Judge Lawrence Knipel has dismissed a lawsuit brought by a group of parents who wanted to lift New York’s new measles vaccination order.
Earlier this week, five parents who wish to remain anonymous, filed the lawsuit against the city health department for requiring mandatory vaccinations in parts of Brooklyn after a growing outbreak of the measles virus in the area. The parents accused the city of being irrational and said that the spread of the virus wasn’t dangerous to the public health.

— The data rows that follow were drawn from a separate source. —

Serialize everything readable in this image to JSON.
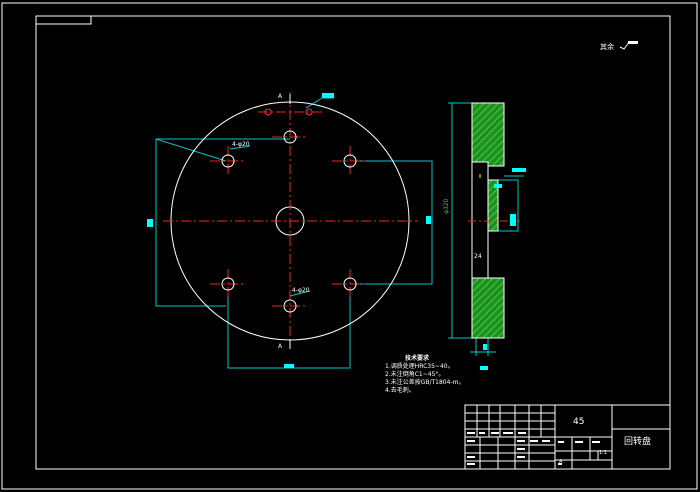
{
  "colors": {
    "background": "#000000",
    "line": "#ffffff",
    "centerline": "#ff2020",
    "dimension": "#00c8c8",
    "section": "#2ecc2e",
    "hidden": "#ffff00",
    "highlight": "#00ffff"
  },
  "drawing": {
    "roughness_note": "其余",
    "sections": [
      "A",
      "A"
    ],
    "hole_callouts": [
      "4-φ20",
      "4-φ20"
    ],
    "side_diameter": "φ320",
    "side_small_dim": "24",
    "tech_req_title": "技术要求",
    "tech_req_lines": [
      "1.调质处理HRC35~40。",
      "2.未注倒角C1~45°。",
      "3.未注公差按GB/T1804-m。",
      "4.去毛刺。"
    ]
  },
  "title_block": {
    "material": "45",
    "part_name": "回转盘",
    "scale": "1:1",
    "sheet": "A"
  }
}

New York City Health Commissioner Oxiris Barbot issued the emergency order on April 9, ordering that everyone who lives and works within four Brooklyn zip codes to get vaccinated against measles, mumps and rubella if they hadn’t done so already. Those who don’t comply with order may face criminal charges.
The measles outbreak has affected at least 329 people since October, mainly kids from Orthodox Jewish communities in Brooklyn. Some people in this communities went against getting vaccinated.
“A fireman need not obtain the informed consent of the owner before extinguishing a house fire,” Judge Lawrence Knipel wrote in his ruling. “Vaccination is known to extinguish the fire of contagion.”
Barbot supported the judge’s decision to dismiss the lawsuit. She said that it “will protect New Yorkers from a very dangerous infection with potentially fatal consequences.”